Nov 07, 2012 / by Alisa Hafen / No Comments

A short time ago I was visiting a mining plant in southern Utah. On that very day there was a fatality. It was shocking and saddening. Later I returned to speak to that same company, and I referred back to the death of their co-worker.

The group was somber and quiet. The principles of safety and personal choice hit home as I spoke. As the large crowd of employees filed out of the auditorium, three of the men approached me to share some staggering information. All three men had been working that day with this young man. All three had seen what he was doing. All three knew the risk involved. They shared with me their thinking as the fatal accident occurred.

Number One: While they knew this young man was not following protocol, they did not want to offend him by telling him what to do. They didn’t want to come across arrogant or condescending, so, they didn’t say anything. They opted to be silent, rather than to be safe, and their silence now haunted them. They had seen a fellow worker lose his life and they knew better.

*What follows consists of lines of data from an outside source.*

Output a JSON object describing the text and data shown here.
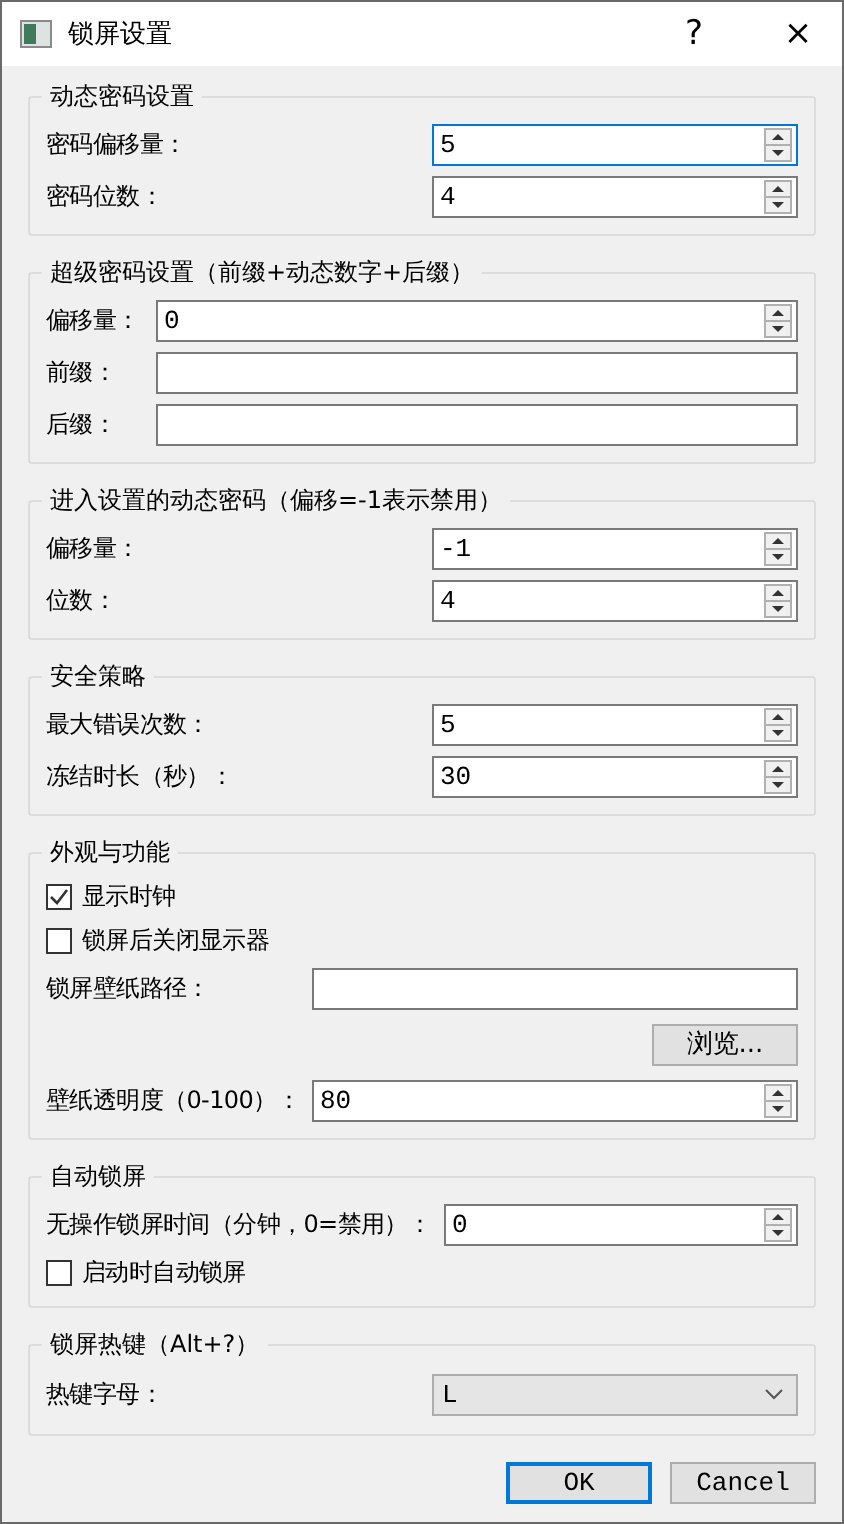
{
  "window": {
    "title": "锁屏设置",
    "help_button": "?",
    "close_button": "×"
  },
  "groups": [
    {
      "title": "动态密码设置",
      "rows": [
        {
          "kind": "spin",
          "label": "密码偏移量：",
          "value": "5",
          "focused": true
        },
        {
          "kind": "spin",
          "label": "密码位数：",
          "value": "4",
          "focused": false
        }
      ]
    },
    {
      "title": "超级密码设置（前缀+动态数字+后缀）",
      "rows": [
        {
          "kind": "spin",
          "label": "偏移量：",
          "value": "0",
          "focused": false
        },
        {
          "kind": "text",
          "label": "前缀："
        },
        {
          "kind": "text",
          "label": "后缀："
        }
      ]
    },
    {
      "title": "进入设置的动态密码（偏移=-1表示禁用）",
      "rows": [
        {
          "kind": "spin",
          "label": "偏移量：",
          "value": "-1",
          "focused": false
        },
        {
          "kind": "spin",
          "label": "位数：",
          "value": "4",
          "focused": false
        }
      ]
    },
    {
      "title": "安全策略",
      "rows": [
        {
          "kind": "spin",
          "label": "最大错误次数：",
          "value": "5",
          "focused": false
        },
        {
          "kind": "spin",
          "label": "冻结时长（秒）：",
          "value": "30",
          "focused": false
        }
      ]
    },
    {
      "title": "外观与功能",
      "rows": [
        {
          "kind": "checkbox",
          "label": "显示时钟",
          "checked": true
        },
        {
          "kind": "checkbox",
          "label": "锁屏后关闭显示器",
          "checked": false
        },
        {
          "kind": "text",
          "label": "锁屏壁纸路径："
        },
        {
          "kind": "button",
          "label": "浏览..."
        },
        {
          "kind": "spin",
          "label": "壁纸透明度（0-100）：",
          "value": "80",
          "focused": false
        }
      ]
    },
    {
      "title": "自动锁屏",
      "rows": [
        {
          "kind": "spin",
          "label": "无操作锁屏时间（分钟，0=禁用）：",
          "value": "0",
          "focused": false
        },
        {
          "kind": "checkbox",
          "label": "启动时自动锁屏",
          "checked": false
        }
      ]
    },
    {
      "title": "锁屏热键（Alt+?）",
      "rows": [
        {
          "kind": "combo",
          "label": "热键字母：",
          "value": "L"
        }
      ]
    }
  ],
  "buttons": [
    {
      "label": "OK",
      "default": true
    },
    {
      "label": "Cancel",
      "default": false
    }
  ]
}
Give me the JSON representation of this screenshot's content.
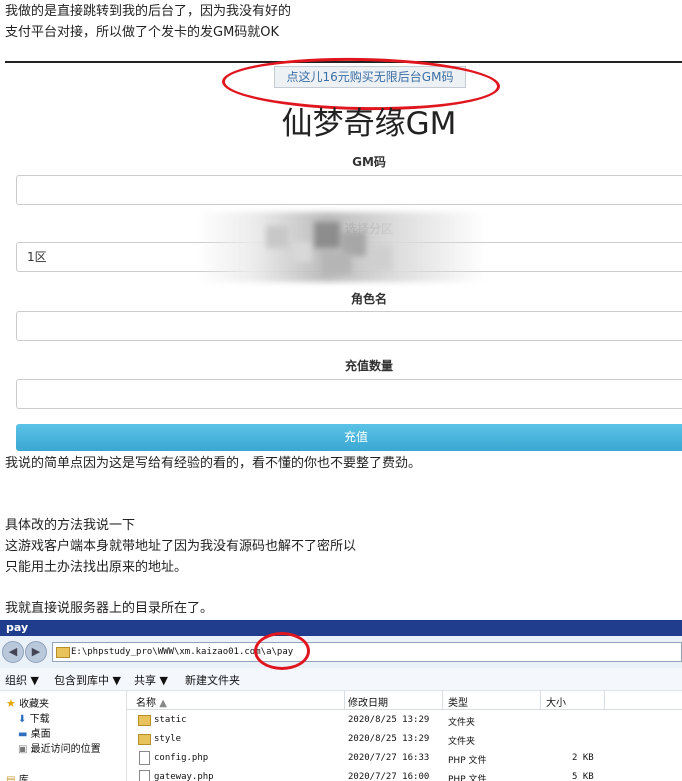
{
  "intro": {
    "line1": "我做的是直接跳转到我的后台了，因为我没有好的",
    "line2": "支付平台对接，所以做了个发卡的发GM码就OK"
  },
  "form": {
    "buy_link": "点这儿16元购买无限后台GM码",
    "title": "仙梦奇缘GM",
    "gm_code_label": "GM码",
    "gm_code_value": "",
    "server_label": "选择分区",
    "server_selected": "1区",
    "role_label": "角色名",
    "role_value": "",
    "amount_label": "充值数量",
    "amount_value": "",
    "submit_label": "充值"
  },
  "body_text": {
    "p1": "我说的简单点因为这是写给有经验的看的，看不懂的你也不要整了费劲。",
    "p2": "具体改的方法我说一下",
    "p3": "这游戏客户端本身就带地址了因为我没有源码也解不了密所以",
    "p4": "只能用土办法找出原来的地址。",
    "p5": "我就直接说服务器上的目录所在了。"
  },
  "explorer": {
    "window_title": "pay",
    "address": "E:\\phpstudy_pro\\WWW\\xm.kaizao01.com\\a\\pay",
    "toolbar": {
      "organize": "组织 ▼",
      "include_in_library": "包含到库中 ▼",
      "share": "共享 ▼",
      "new_folder": "新建文件夹"
    },
    "tree": {
      "favorites": "收藏夹",
      "downloads": "下载",
      "desktop": "桌面",
      "recent": "最近访问的位置",
      "library": "库"
    },
    "columns": {
      "name": "名称",
      "modified": "修改日期",
      "type": "类型",
      "size": "大小"
    },
    "files": [
      {
        "name": "static",
        "modified": "2020/8/25 13:29",
        "type": "文件夹",
        "size": ""
      },
      {
        "name": "style",
        "modified": "2020/8/25 13:29",
        "type": "文件夹",
        "size": ""
      },
      {
        "name": "config.php",
        "modified": "2020/7/27 16:33",
        "type": "PHP 文件",
        "size": "2 KB"
      },
      {
        "name": "gateway.php",
        "modified": "2020/7/27 16:00",
        "type": "PHP 文件",
        "size": "5 KB"
      }
    ]
  },
  "colors": {
    "submit": "#3aa7d3",
    "annotation_red": "#e0161e",
    "explorer_title": "#1f3c8d"
  }
}
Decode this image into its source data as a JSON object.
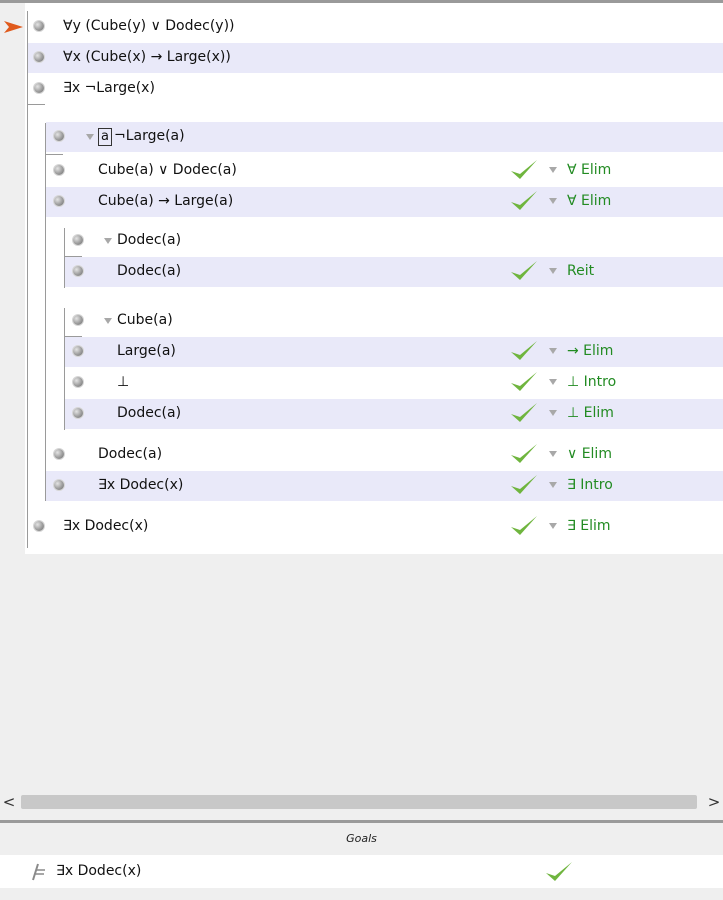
{
  "proof": {
    "premises": [
      {
        "text": "∀y (Cube(y) ∨ Dodec(y))"
      },
      {
        "text": "∀x (Cube(x) → Large(x))"
      },
      {
        "text": "∃x ¬Large(x)"
      }
    ],
    "subproof_a": {
      "boxed_var": "a",
      "assumption": "¬Large(a)",
      "steps": [
        {
          "text": "Cube(a) ∨ Dodec(a)",
          "rule": "∀ Elim"
        },
        {
          "text": "Cube(a)  →  Large(a)",
          "rule": "∀ Elim"
        }
      ]
    },
    "case_dodec": {
      "assumption": "Dodec(a)",
      "steps": [
        {
          "text": "Dodec(a)",
          "rule": "Reit"
        }
      ]
    },
    "case_cube": {
      "assumption": "Cube(a)",
      "steps": [
        {
          "text": "Large(a)",
          "rule": "→ Elim"
        },
        {
          "text": "⊥",
          "rule": "⊥ Intro"
        },
        {
          "text": "Dodec(a)",
          "rule": "⊥ Elim"
        }
      ]
    },
    "subproof_a_end": [
      {
        "text": "Dodec(a)",
        "rule": "∨ Elim"
      },
      {
        "text": "∃x Dodec(x)",
        "rule": "∃ Intro"
      }
    ],
    "conclusion": {
      "text": "∃x Dodec(x)",
      "rule": "∃ Elim"
    }
  },
  "scrollbar": {
    "left_arrow": "<",
    "right_arrow": ">"
  },
  "goals": {
    "title": "Goals",
    "items": [
      {
        "text": "∃x Dodec(x)"
      }
    ]
  },
  "colors": {
    "rule_text": "#228b22",
    "check": "#6fb53e",
    "focus_arrow": "#e05a1c",
    "alt_row": "#e9e9f9"
  }
}
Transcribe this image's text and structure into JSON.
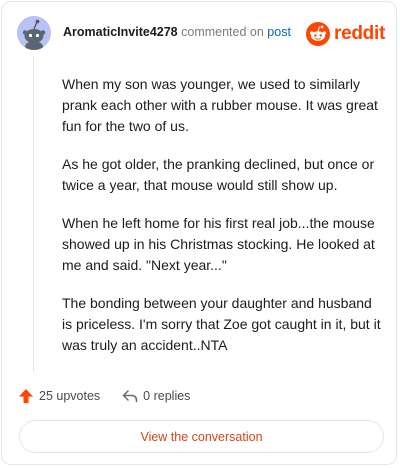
{
  "comment": {
    "username": "AromaticInvite4278",
    "action_text": "commented on",
    "post_link": "post",
    "brand": "reddit",
    "paragraphs": [
      "When my son was younger, we used to similarly prank each other with a rubber mouse. It was great fun for the two of us.",
      "As he got older, the pranking declined, but once or twice a year, that mouse would still show up.",
      "When he left home for his first real job...the mouse showed up in his Christmas stocking. He looked at me and said. \"Next year...\"",
      "The bonding between your daughter and husband is priceless. I'm sorry that Zoe got caught in it, but it was truly an accident..NTA"
    ],
    "upvotes": "25 upvotes",
    "replies": "0 replies",
    "view_button": "View the conversation"
  },
  "colors": {
    "brand_orange": "#ff4500",
    "link_blue": "#0a63c2",
    "avatar_bg": "#b8c2f5",
    "button_text": "#d4451a"
  },
  "icons": {
    "avatar": "snoo-avatar-icon",
    "logo": "reddit-logo-icon",
    "upvote": "upvote-arrow-icon",
    "reply": "reply-arrow-icon"
  }
}
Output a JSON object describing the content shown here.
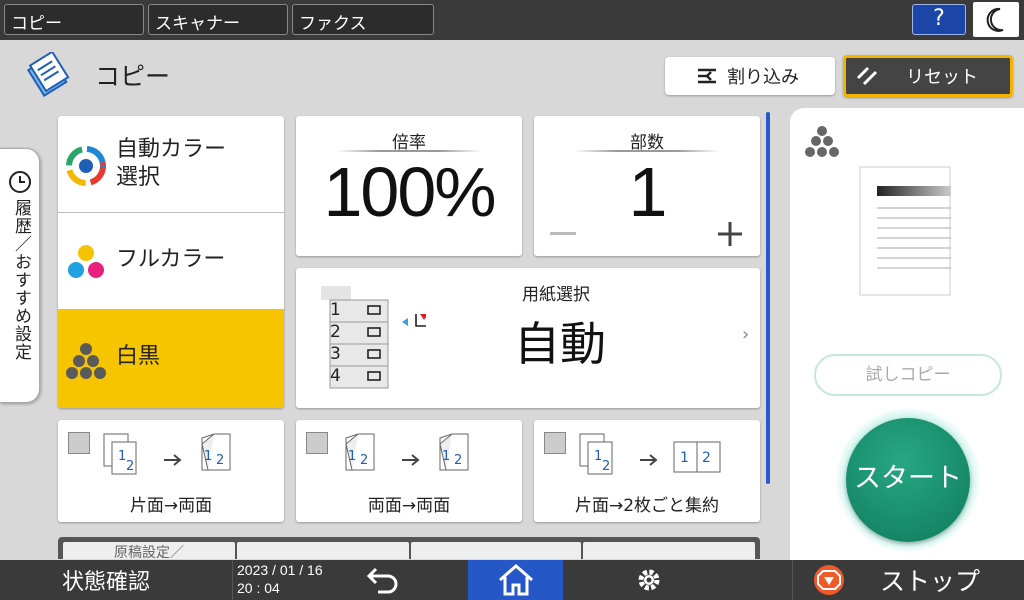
{
  "topbar": {
    "tabs": [
      {
        "label": "コピー"
      },
      {
        "label": "スキャナー"
      },
      {
        "label": "ファクス"
      }
    ],
    "help_label": "?"
  },
  "header": {
    "title": "コピー",
    "interrupt_label": "割り込み",
    "reset_label": "リセット"
  },
  "history_tab": {
    "label": "履歴／おすすめ設定"
  },
  "color_modes": [
    {
      "label": "自動カラー選択",
      "line1": "自動カラー",
      "line2": "選択",
      "selected": false
    },
    {
      "label": "フルカラー",
      "selected": false
    },
    {
      "label": "白黒",
      "selected": true
    }
  ],
  "ratio": {
    "title": "倍率",
    "value": "100%"
  },
  "copies": {
    "title": "部数",
    "value": "1",
    "minus": "−",
    "plus": "+"
  },
  "paper": {
    "title": "用紙選択",
    "value": "自動",
    "trays": [
      "1",
      "2",
      "3",
      "4"
    ],
    "arrow": "›"
  },
  "duplex": [
    {
      "label": "片面→両面",
      "left_num": "1",
      "right_num": "2"
    },
    {
      "label": "両面→両面",
      "left_num": "2",
      "right_num": "2"
    },
    {
      "label": "片面→2枚ごと集約",
      "left_num": "2",
      "right_num": "1 2"
    }
  ],
  "bottom_tabs": [
    {
      "label": "原稿設定／"
    },
    {
      "label": ""
    },
    {
      "label": ""
    },
    {
      "label": ""
    }
  ],
  "right_panel": {
    "sample_copy_label": "試しコピー",
    "start_label": "スタート"
  },
  "statusbar": {
    "status_label": "状態確認",
    "date": "2023 / 01 / 16",
    "time": "20 : 04",
    "stop_label": "ストップ"
  },
  "colors": {
    "accent_yellow": "#f6c500",
    "start_green": "#1a9070",
    "home_blue": "#2657c6",
    "help_blue": "#1b46a8"
  }
}
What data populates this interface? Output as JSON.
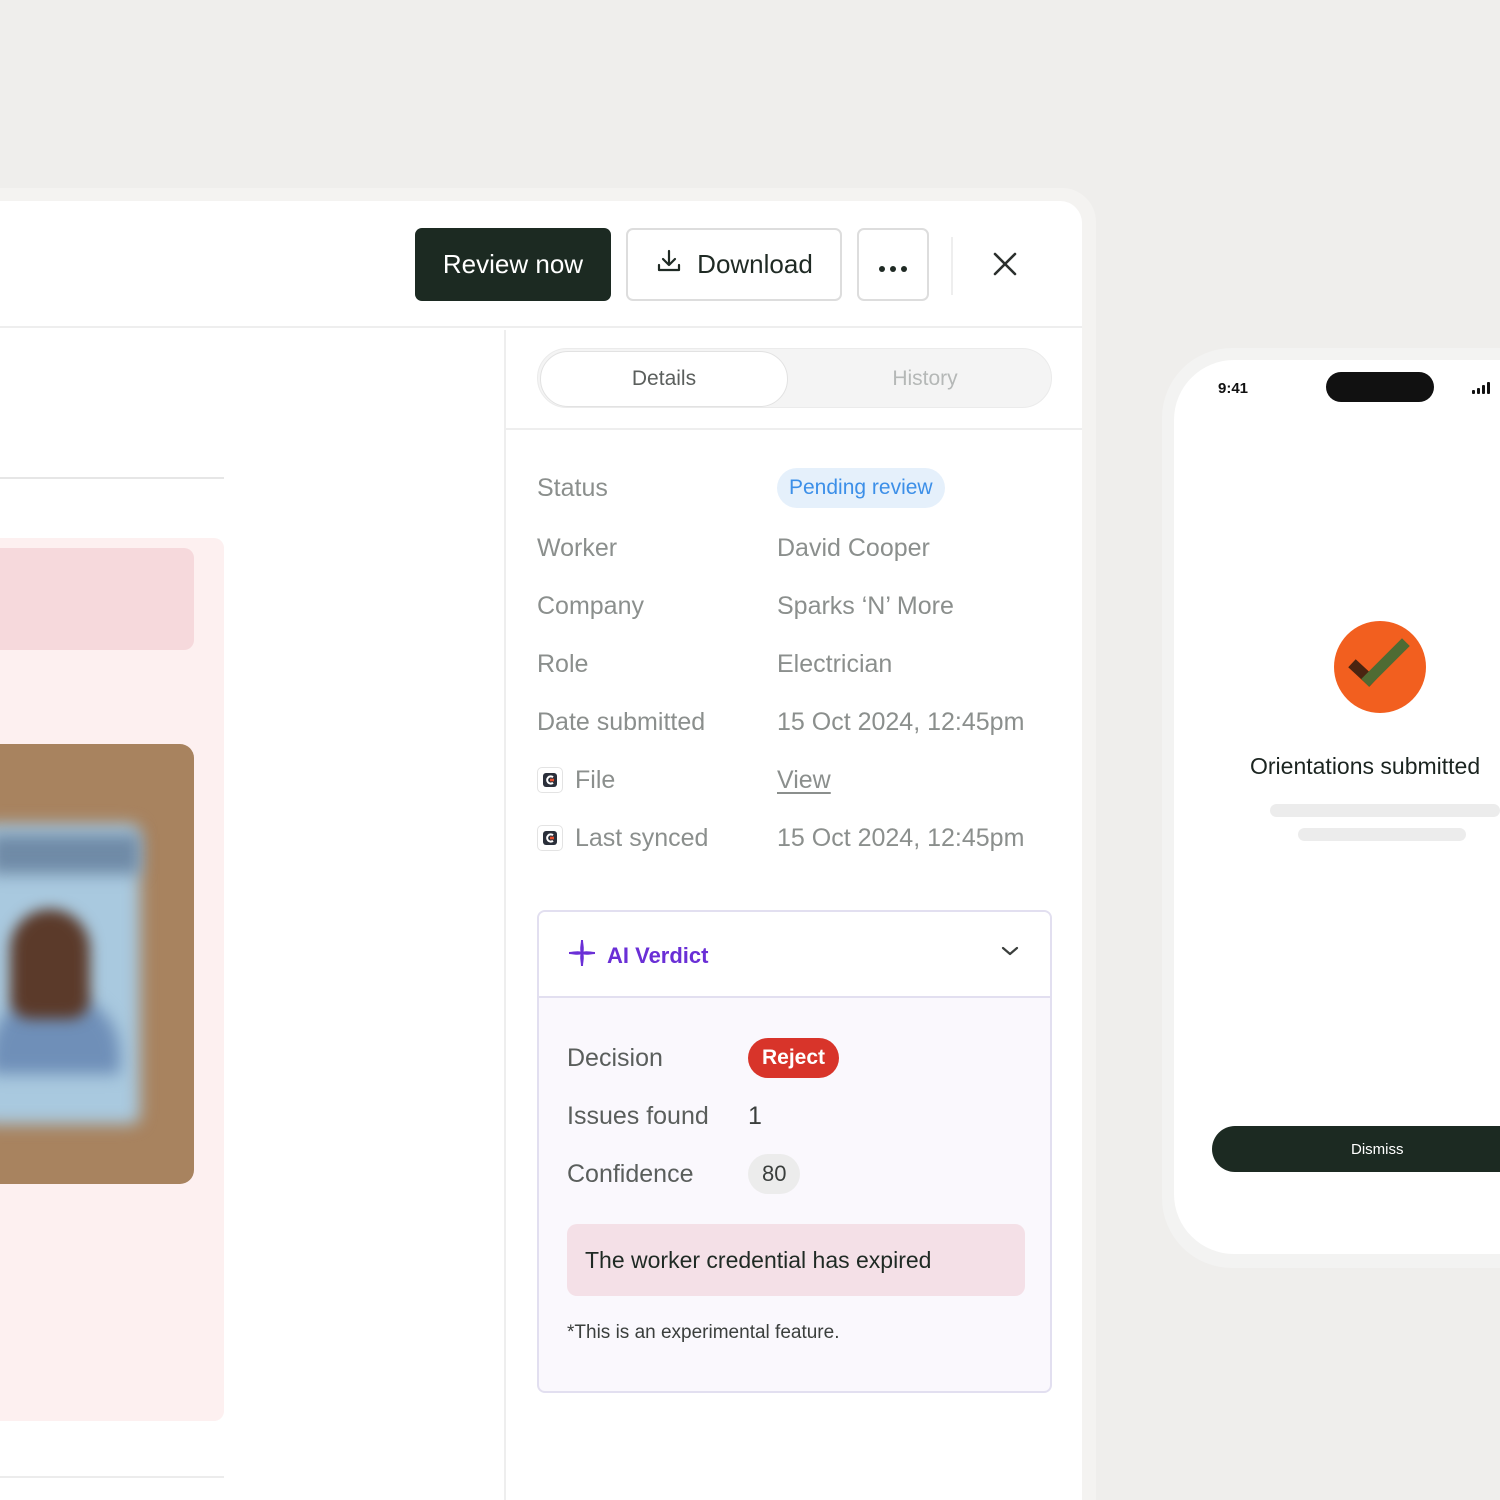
{
  "header": {
    "review_label": "Review now",
    "download_label": "Download",
    "more_icon": "more-horizontal-icon",
    "close_icon": "close-icon"
  },
  "tabs": [
    {
      "label": "Details",
      "active": true
    },
    {
      "label": "History",
      "active": false
    }
  ],
  "details": {
    "status_label": "Status",
    "status_value": "Pending review",
    "worker_label": "Worker",
    "worker_value": "David Cooper",
    "company_label": "Company",
    "company_value": "Sparks ‘N’ More",
    "role_label": "Role",
    "role_value": "Electrician",
    "date_label": "Date submitted",
    "date_value": "15 Oct 2024, 12:45pm",
    "file_label": "File",
    "file_value": "View",
    "synced_label": "Last synced",
    "synced_value": "15 Oct 2024, 12:45pm"
  },
  "verdict": {
    "title": "AI Verdict",
    "decision_label": "Decision",
    "decision_value": "Reject",
    "issues_label": "Issues found",
    "issues_value": "1",
    "confidence_label": "Confidence",
    "confidence_value": "80",
    "issue_text": "The worker credential has expired",
    "note": "*This is an experimental feature."
  },
  "phone": {
    "time": "9:41",
    "title": "Orientations submitted",
    "dismiss_label": "Dismiss"
  },
  "colors": {
    "primary_dark": "#1c2a22",
    "pending_bg": "#e5f0fb",
    "pending_text": "#3c8fe8",
    "reject": "#d8342a",
    "ai_purple": "#6a2fd6",
    "success_orange": "#f25f1f"
  }
}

Number Two: Each one of these men admitted that they had also, at one time or another, done exactly what this young man had done. And, these they admitted based on their personal experience, had often worked for them.

Again, your past experience, just like mine on the night of my accident, can be your worst enemy. These men learned that just because an incorrect procedure worked once, you can never believe that it will always work. And, at that moment when it doesn’t work . . . can you handle the worst case scenario?

While it may not be popular, we need to be our brother’s keeper. When we see things going on that would compromise the life of our fellow employees, let’s take the opportunity to say, “Man, I know you want to go home tonight! Wear your hard hat buddy.” Or “Hey, take hold of the rail ok? It’s important. It’s your life!”

And when others remind us to follow a code or they encourage us to do our pre-ops, let’s thank them for watching our backs. It’s keeping everyone alive.

Robert Cooper, author of The Other 90%, says “Whatever we believe we can’t affect, we generally take little or no responsibility for, and we tend to downplay or minimize our lack of involvement.” We have a choice. We can downplay the risks that people take around us, or we can take responsibility and say something.

The greater risk is to say nothing at all and watch a fallen comrade, knowing you could have stopped a tragedy with just one word.